既然他都已經把把柄送上門了,那就沒有必要繼續相互試探。
再次與郡守麵對麵的時候,林言也褪去了最初的謙和:“郡守大人,你還真是膽大妄為啊。”
看到自己派去的人都被如數抓了回來,對方有點兒凝噎:“知府呢?”
“怎麽,就你這點兒人還想碰到知府的一根手指頭?”林言故意說道:“他老人家畢竟是我請來的,自不會讓他受到任何影響。”
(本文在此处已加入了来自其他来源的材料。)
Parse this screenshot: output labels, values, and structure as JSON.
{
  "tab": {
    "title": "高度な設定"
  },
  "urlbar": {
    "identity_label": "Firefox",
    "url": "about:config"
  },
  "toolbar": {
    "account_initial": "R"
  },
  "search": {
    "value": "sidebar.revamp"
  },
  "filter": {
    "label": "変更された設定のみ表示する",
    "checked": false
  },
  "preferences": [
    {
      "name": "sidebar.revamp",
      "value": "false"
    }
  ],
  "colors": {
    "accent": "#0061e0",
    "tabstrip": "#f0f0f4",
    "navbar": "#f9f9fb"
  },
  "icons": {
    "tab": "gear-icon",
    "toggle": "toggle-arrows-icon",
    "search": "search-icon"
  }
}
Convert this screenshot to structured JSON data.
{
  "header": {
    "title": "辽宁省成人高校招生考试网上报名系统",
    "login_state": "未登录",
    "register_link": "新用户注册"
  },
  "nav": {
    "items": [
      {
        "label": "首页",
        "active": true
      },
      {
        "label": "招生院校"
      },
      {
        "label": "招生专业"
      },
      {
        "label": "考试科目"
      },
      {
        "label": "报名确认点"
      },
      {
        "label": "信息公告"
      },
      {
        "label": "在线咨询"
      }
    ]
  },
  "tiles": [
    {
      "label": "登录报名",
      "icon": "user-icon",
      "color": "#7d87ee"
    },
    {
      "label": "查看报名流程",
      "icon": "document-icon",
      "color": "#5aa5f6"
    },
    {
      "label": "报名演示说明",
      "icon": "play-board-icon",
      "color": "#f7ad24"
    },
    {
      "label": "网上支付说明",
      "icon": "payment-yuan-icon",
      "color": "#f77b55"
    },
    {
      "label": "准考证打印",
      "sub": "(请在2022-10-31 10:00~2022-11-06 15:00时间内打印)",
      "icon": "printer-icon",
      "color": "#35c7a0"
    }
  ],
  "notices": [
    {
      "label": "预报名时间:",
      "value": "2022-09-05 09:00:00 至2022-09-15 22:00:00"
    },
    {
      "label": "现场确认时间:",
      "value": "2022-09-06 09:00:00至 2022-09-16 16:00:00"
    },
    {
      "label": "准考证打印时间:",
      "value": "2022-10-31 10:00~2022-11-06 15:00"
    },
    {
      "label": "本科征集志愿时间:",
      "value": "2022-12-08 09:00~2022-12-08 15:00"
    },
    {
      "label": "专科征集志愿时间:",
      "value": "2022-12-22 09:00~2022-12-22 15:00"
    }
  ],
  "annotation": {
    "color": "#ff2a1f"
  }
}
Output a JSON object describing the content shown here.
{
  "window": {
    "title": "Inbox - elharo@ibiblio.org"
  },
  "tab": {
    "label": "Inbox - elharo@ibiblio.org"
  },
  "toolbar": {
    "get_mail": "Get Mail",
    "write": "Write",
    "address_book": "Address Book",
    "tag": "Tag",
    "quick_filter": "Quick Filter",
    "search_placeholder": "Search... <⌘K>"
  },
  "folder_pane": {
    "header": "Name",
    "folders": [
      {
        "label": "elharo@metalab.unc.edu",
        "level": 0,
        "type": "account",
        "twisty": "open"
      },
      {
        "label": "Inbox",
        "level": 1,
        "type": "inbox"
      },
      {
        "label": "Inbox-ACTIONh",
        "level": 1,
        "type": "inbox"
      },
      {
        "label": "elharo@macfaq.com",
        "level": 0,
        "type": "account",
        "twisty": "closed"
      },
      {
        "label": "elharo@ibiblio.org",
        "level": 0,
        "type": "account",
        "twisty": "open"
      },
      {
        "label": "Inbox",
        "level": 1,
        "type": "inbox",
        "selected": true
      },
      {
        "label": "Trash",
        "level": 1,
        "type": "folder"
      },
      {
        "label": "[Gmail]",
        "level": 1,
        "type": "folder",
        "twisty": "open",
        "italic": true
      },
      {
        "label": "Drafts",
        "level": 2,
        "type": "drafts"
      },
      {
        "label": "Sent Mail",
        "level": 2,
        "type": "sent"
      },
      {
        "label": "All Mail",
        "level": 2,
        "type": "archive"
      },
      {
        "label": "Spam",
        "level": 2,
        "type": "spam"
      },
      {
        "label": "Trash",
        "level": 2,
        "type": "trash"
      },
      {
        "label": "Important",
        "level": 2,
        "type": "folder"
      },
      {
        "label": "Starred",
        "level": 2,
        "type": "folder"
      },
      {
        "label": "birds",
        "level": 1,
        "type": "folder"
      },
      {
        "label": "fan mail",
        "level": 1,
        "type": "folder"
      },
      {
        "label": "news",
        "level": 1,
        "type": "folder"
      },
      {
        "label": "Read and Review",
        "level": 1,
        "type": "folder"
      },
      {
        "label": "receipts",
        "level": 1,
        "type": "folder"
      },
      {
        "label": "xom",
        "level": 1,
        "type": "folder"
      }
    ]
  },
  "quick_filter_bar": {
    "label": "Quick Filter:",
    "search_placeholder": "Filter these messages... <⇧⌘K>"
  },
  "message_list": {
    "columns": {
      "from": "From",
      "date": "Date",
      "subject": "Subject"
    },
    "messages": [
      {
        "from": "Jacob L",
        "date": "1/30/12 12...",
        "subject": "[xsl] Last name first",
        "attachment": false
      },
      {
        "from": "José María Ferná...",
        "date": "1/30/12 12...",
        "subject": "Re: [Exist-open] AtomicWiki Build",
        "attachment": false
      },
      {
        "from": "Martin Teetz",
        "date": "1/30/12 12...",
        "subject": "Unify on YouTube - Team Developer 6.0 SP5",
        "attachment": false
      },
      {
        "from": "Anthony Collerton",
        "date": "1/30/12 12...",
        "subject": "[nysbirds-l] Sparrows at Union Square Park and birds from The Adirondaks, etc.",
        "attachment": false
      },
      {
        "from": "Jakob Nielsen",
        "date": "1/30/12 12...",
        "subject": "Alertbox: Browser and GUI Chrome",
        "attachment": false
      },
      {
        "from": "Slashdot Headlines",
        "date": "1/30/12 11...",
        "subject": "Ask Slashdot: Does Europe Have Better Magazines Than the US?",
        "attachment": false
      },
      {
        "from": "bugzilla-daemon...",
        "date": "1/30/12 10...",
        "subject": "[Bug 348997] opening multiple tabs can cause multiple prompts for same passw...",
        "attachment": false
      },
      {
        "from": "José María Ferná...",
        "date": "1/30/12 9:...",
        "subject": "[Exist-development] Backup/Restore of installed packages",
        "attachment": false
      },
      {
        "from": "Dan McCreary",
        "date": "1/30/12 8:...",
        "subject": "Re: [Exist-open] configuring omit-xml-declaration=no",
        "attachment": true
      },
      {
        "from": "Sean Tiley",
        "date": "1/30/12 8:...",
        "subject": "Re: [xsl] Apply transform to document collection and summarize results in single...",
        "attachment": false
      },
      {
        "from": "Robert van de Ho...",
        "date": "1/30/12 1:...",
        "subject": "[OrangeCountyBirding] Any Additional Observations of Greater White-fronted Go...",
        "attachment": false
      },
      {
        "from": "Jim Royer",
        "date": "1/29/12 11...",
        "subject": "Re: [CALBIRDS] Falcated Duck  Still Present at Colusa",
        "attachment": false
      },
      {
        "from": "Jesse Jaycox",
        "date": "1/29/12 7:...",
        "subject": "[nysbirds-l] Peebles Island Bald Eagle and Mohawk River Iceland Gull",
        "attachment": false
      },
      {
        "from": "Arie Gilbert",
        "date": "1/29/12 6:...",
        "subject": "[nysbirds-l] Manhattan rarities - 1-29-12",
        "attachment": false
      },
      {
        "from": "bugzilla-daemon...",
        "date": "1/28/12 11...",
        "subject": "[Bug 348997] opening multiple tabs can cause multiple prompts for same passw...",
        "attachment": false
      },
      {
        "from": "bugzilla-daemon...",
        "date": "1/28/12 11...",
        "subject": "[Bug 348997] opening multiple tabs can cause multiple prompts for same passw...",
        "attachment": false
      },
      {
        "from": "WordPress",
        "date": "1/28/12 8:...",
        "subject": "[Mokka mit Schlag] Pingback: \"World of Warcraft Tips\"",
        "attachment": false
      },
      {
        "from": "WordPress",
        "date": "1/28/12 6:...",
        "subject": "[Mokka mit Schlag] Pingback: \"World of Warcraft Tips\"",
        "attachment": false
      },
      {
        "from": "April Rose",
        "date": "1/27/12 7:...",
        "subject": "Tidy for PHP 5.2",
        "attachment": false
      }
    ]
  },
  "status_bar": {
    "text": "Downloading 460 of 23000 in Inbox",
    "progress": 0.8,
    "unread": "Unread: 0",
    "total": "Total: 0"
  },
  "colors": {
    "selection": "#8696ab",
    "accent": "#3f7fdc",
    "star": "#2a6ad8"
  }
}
郡守語氣之中充滿刺探:“這麽說,他們根本就沒見到知府,而知府也不知道有人去刺殺他?”
“我知道不就足夠了?”
“哈哈哈。”他突然笑出了聲:“該說你聰明還是蠢呢?”
“什麽意思?”
“哎呀,這群人本就不是衝著什麽知府大人去的,這知府大人,又怎麽會在我小小的清河郡,我可不知道呢。”
“你這是打算死不認賬嗎?”
“什麽叫死不認賬,我的人可以是衝任何人去的。”
“我隻是想跟你合作,互利共贏,你卻想置我於死地?”
郡守大步在自家庭院裏踱著:“是又如何,你膽敢去我的賭坊鬧事,一看就不是什麽省油的燈,我拒絕過你,你不聽,那我自然要處置你了。”
“你有什麽資格處置我?你作為一郡之守,竟然開設賭坊,大肆斂財,名為郡守實為地頭蛇,為了隱瞞你的惡行,甚至還想對知府大人痛下殺手!”
郡守想著,反正那個知府也不在當場,於是口無遮攔:
“你以為我一路爬到郡守的位置,我容易嗎?這是我費盡心思得來的東西,我想怎麽做都可以,旁人要是想來破壞或者分一杯羹,我決不允許!”
“你非要破罐子破摔麽?知府大人現在還在清河郡,你作何打算?”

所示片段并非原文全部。